WEST LAFAYETTE, Ind. – “We’re goin’ somewhere warm!” someone in the swarm of Iowa football players shouted as the victorious Hawkeyes happily filed into the smelly visitors’ locker room of Ross-Ade Stadium Saturday.
Qualifying for a bowl game is a big deal for most teams, especially one that didn’t go to one the previous season. The Hawkeyes could talk down the importance of bowl-eligibility during the week, but their enthusiasm for giving a 38-14 beatdown to a team as lackluster as Purdue was a lot more evident that it might have been, say, in September.
It turned out that “somewhere warm” was right here on Saturday. Sunny, breezy, comfortable. That described not only the weather, but the Hawkeyes’ disposition after the game.
It was an unseasonably warm 60 degrees. It might not be this warm at Iowa’s bowl site at kickoff. And no matter where it goes in late December, it won’t play a postseason patsy like Purdue.
But no matter. You play whomever is put before you. Last year, Iowa allowed the Boilermakers to escape Kinnick Stadium with a last-second victory. It was perhaps the defining insult in a season full of them.
This year, the Hawkeyes dropped mascot Purdue Pete’s hammer on the Boilermakers’ toes.
The Hawkeyes hammered, all right. They rushed 52 times, for 318 yards. Jordan Canzeri will be a candidate for the Big Ten’s Offensive Player of the Week, but if the conference let units be nominated, Iowa’s offensive line would be in line to accept it.
“Huge holes,” said Canzeri, who has gone from fourth-string to first-rate over the last two games. He carried 20 times for 165 yards here.
“All I had to do was see green and to run right through it.”
Though statistically dominant in the first half, Iowa held a mere 14-7 lead at the break. But the second half was a reverse image of the Hawkeyes’ previous four second-halves. It was Iowa scoring the second-half touchdowns, pitching the second-half shutout, doing the second-half dominating.
We know, we know. It was Purdue, not someone good. But goodness had to happen here for the Hawkeyes if they were to have any hope of warm feelings at the end of the regular-season.
“We can make the 2013 season special,” said Iowa offensive tackle Brandon Scherff, who ought to be a first-team All-Big Ten shoo-in by now. “We’ve got an opportunity to do that.”
Iowa would have won this game with any of its top four running backs carrying 20 times, but Canzeri has given the team that special burst that every team wants and needs from a running back.

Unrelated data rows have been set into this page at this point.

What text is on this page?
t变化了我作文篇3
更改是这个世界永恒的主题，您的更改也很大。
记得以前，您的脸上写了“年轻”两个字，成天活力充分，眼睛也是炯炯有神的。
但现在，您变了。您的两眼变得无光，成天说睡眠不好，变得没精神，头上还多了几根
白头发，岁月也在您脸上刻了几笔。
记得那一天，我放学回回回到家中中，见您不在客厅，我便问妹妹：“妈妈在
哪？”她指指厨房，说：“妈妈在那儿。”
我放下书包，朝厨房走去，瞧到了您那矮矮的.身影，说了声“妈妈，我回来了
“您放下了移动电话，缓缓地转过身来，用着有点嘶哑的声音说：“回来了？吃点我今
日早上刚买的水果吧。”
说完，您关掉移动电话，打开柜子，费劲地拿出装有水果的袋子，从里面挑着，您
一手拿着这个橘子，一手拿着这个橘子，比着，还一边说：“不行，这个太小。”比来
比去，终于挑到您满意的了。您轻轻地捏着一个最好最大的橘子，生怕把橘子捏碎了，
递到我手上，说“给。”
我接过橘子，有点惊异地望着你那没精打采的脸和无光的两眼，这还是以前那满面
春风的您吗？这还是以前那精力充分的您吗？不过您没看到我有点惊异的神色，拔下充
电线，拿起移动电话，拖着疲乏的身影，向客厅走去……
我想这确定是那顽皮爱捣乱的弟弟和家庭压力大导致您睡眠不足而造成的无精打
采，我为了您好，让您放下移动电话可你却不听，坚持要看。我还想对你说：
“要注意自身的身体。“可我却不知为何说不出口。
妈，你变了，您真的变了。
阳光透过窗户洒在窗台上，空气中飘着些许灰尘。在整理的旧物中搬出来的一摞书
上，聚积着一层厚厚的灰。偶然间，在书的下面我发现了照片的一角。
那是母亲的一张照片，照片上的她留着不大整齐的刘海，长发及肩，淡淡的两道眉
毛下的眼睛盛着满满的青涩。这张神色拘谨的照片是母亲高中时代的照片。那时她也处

He seems to have injected some spark into Iowa’s offense at a critical time, a time when it started lagging.
If there are any Iowa fans left who still take former offensive coordinator Ken O’Keefe’s name in vain, they should know this: O’Keefe saw something in Canzeri, which is why he was one of the last recruits Iowa pulled in two years ago.
“It was just chance,” Canzeri said, “just another thing I give thanks to God for.
“Coach (Ken) O’Keefe, when he was still here, told me that one day before he was going into a meeting, my (highlights) DVD popped up on his desk. It was late in January.
“He wasn’t sure if he was really going to look at it because he had most of the spots filled. He said he had a good feeling and looked at it.”
Canzeri was added to a recruiting class that already had Damon Bullock and now-former Hawkeye Mika’il McCall. Bullock, by the way, matched Canzeri’s 8.2 yards per carry Saturday and even eclipsed it by a tad in rushing 10 times for 85 yards.
Huge holes. Green to run through.
Canzeri is from Troy, N.Y., on the bank of the Hudson River near Albany. He was twice the Troy Record newspaper’s Offensive Player of the Year. As a senior, he rushed for 2,081 yards and 35 touchdowns, averaging 8.8 yards per touch.
Just like this year at Iowa, he saved his best for late in the season as a Troy Flying Horse. That’s right, a Troy Flying Horse. That team name has gotten him some grief from some of his Hawkeye teammates.
“It doesn’t bother me,” Canzeri said. “It’s my high school logo. I’m always going to rep it.”
He had a total of three carries in Iowa’s first four Big Ten games. Last week it was five rushes for 58 yards. Saturday, it was 20-for-165 with a TD.
“You don’t see it coming,” said Canzeri about the opportunity, “and when it happens you’re just really happy about it. You’ve just got to give thanks to the guys next to you and the guys fighting with you.”
Everybody in Hawkeye uniforms was thankful and joyful and appreciative. The team did a postgame conga line to greet Iowa fans in both end zones.
It was just Purdue, yes. But it was a lot more. It was getting that bowl-eligibility squared away, and it was done forcefully.